Whether riding solo or with friends a cafe stop is an integral part of any ride. Since the earliest rides a network of cafe’s has been built up that accommodate the rider’s need – the CTC’s Cyclists Welcome scheme has existed since it was formed in 1878.
But what makes a good cycling cafe ? In recent years many bike shops have used offering coffee and cake as a useful selling point and several eateries have opened with a cycling theme. Surely good cafe is more than slapping a few posters and a bike on the wall and having a nice Italian coffee machine ?
Like any business, service is the key. No thirsty (and hungry) cyclist wants to be hanging on for half an hour for a brew. And when their order does arrive just because they arrive by bike the quality of the fare should be of a decent standard.
Riders should feel welcome. Cyclists contribute a lot to the rural economy and often in winter months they can be the only customers in some eateries.
Decent, secure bike parking is another must, preferably within site of the cafe. There are many anecdotal cases of riders bikes being taken whilst they are having a brake which leaves a very sour taste in your mouth.
Here are a few of our local favourite cafes that have nailed what makes a good eatery and offer something a little different to the beige and bland offerings of some…..
Based in a working Victorian mill, Caudwell’s mill cafe has been an institution for cyclists for years. One of the quirky things about this eatery is that it is vegetarian, but not in a way that you would notice. Although it does not offer the standard big breakfast on its menu, it has a mix of delicious salads and quiches at lunchtmes.
Based on a working farm with attached shop, the quality of the big breakfast offered here is nothing short of superb. All the meats come from the farm and the quality of the tea and coffee offered alongside them is top notch.
There’s not many cafe’s located at a grade one listed building that’s been a key part of the space race for nearly seventy years.
The cafe is located in the visitor centre next to the telescope. The menu is an eclectic mix of traditional sounding breakfasts and more exotic lunchtime fare including shredded Morococan lamb on flatbread and bratwurst in brioche bun. The centre has a purpose built bike shed and an open eating area when the weather permits.
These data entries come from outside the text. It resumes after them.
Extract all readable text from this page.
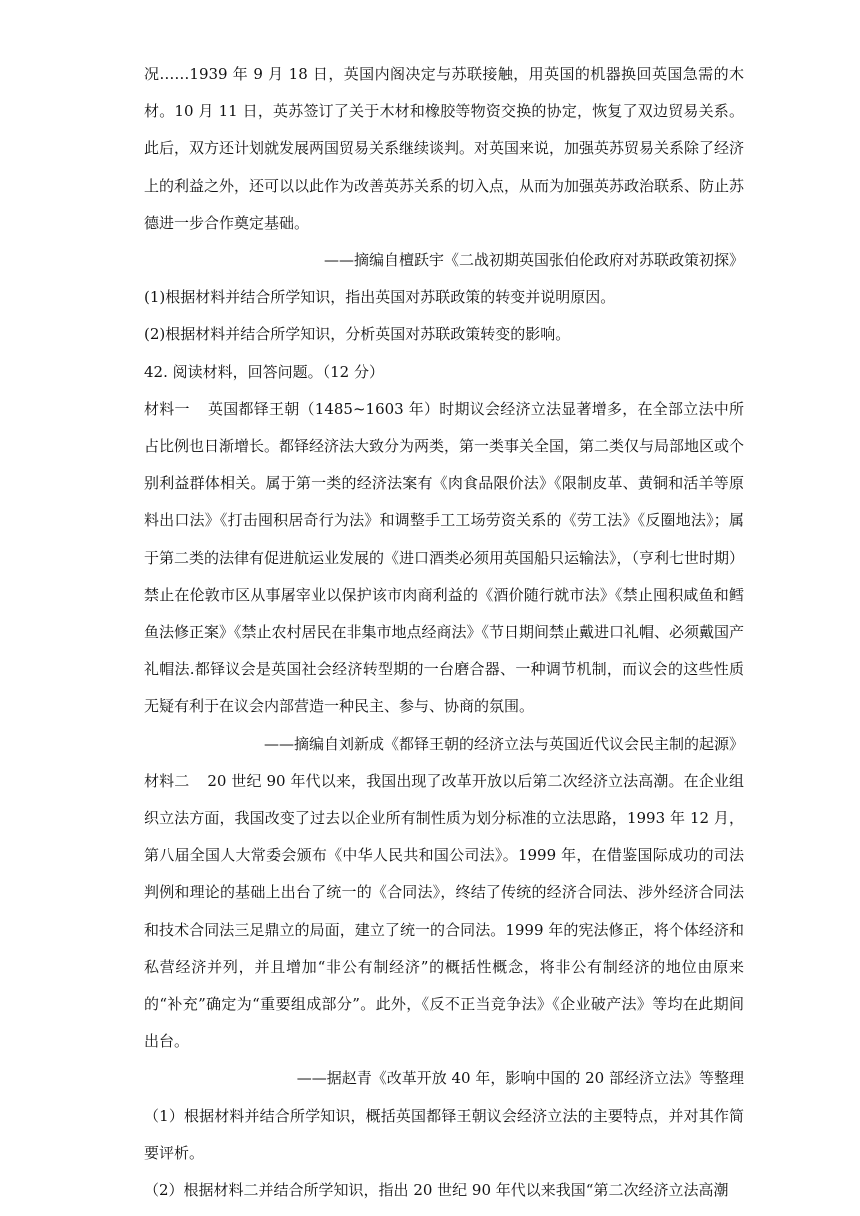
况……1939 年 9 月 18 日，英国内阁决定与苏联接触，用英国的机器换回英国急需的木材。10 月 11 日，英苏签订了关于木材和橡胶等物资交换的协定，恢复了双边贸易关系。此后，双方还计划就发展两国贸易关系继续谈判。对英国来说，加强英苏贸易关系除了经济上的利益之外，还可以以此作为改善英苏关系的切入点，从而为加强英苏政治联系、防止苏德进一步合作奠定基础。

——摘编自檀跃宇《二战初期英国张伯伦政府对苏联政策初探》

(1)根据材料并结合所学知识，指出英国对苏联政策的转变并说明原因。

(2)根据材料并结合所学知识，分析英国对苏联政策转变的影响。

42. 阅读材料，回答问题。（12 分）

材料一 英国都铎王朝（1485~1603 年）时期议会经济立法显著增多，在全部立法中所占比例也日渐增长。都铎经济法大致分为两类，第一类事关全国，第二类仅与局部地区或个别利益群体相关。属于第一类的经济法案有《肉食品限价法》《限制皮革、黄铜和活羊等原料出口法》《打击囤积居奇行为法》和调整手工工场劳资关系的《劳工法》《反圈地法》；属于第二类的法律有促进航运业发展的《进口酒类必须用英国船只运输法》，（亨利七世时期）禁止在伦敦市区从事屠宰业以保护该市肉商利益的《酒价随行就市法》《禁止囤积咸鱼和鳕鱼法修正案》《禁止农村居民在非集市地点经商法》《节日期间禁止戴进口礼帽、必须戴国产礼帽法.都铎议会是英国社会经济转型期的一台磨合器、一种调节机制，而议会的这些性质无疑有利于在议会内部营造一种民主、参与、协商的氛围。

——摘编自刘新成《都铎王朝的经济立法与英国近代议会民主制的起源》

材料二 20 世纪 90 年代以来，我国出现了改革开放以后第二次经济立法高潮。在企业组织立法方面，我国改变了过去以企业所有制性质为划分标准的立法思路，1993 年 12 月，第八届全国人大常委会颁布《中华人民共和国公司法》。1999 年，在借鉴国际成功的司法判例和理论的基础上出台了统一的《合同法》，终结了传统的经济合同法、涉外经济合同法和技术合同法三足鼎立的局面，建立了统一的合同法。1999 年的宪法修正，将个体经济和私营经济并列，并且增加“非公有制经济”的概括性概念，将非公有制经济的地位由原来的“补充”确定为“重要组成部分”。此外，《反不正当竞争法》《企业破产法》等均在此期间出台。

——据赵青《改革开放 40 年，影响中国的 20 部经济立法》等整理

（1）根据材料并结合所学知识，概括英国都铎王朝议会经济立法的主要特点，并对其作简要评析。

（2）根据材料二并结合所学知识，指出 20 世纪 90 年代以来我国“第二次经济立法高潮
Hardwick Hall is one of the great Tudor palaces and a big part of Elizabethan history. Run by the National Trust this sprawling estate can be seen from miles around. Sat in the courtyard besides the main house is the stables restaurant. Despite being a fairly standard menu, the food is cooked well and staff are very cheery.
Situated in the lovely village of Crich, the setting for the 90’s drama ‘Peak Practice’, Loaf, as the name suggests, is an artisan bakers. A lovely touch at this cafe is the table service. The cafe has a lovely contemporary feel inside and of course the ever so nice aroma of freshly baked bread. Our fave are the scones with flavours such as chocolate orange.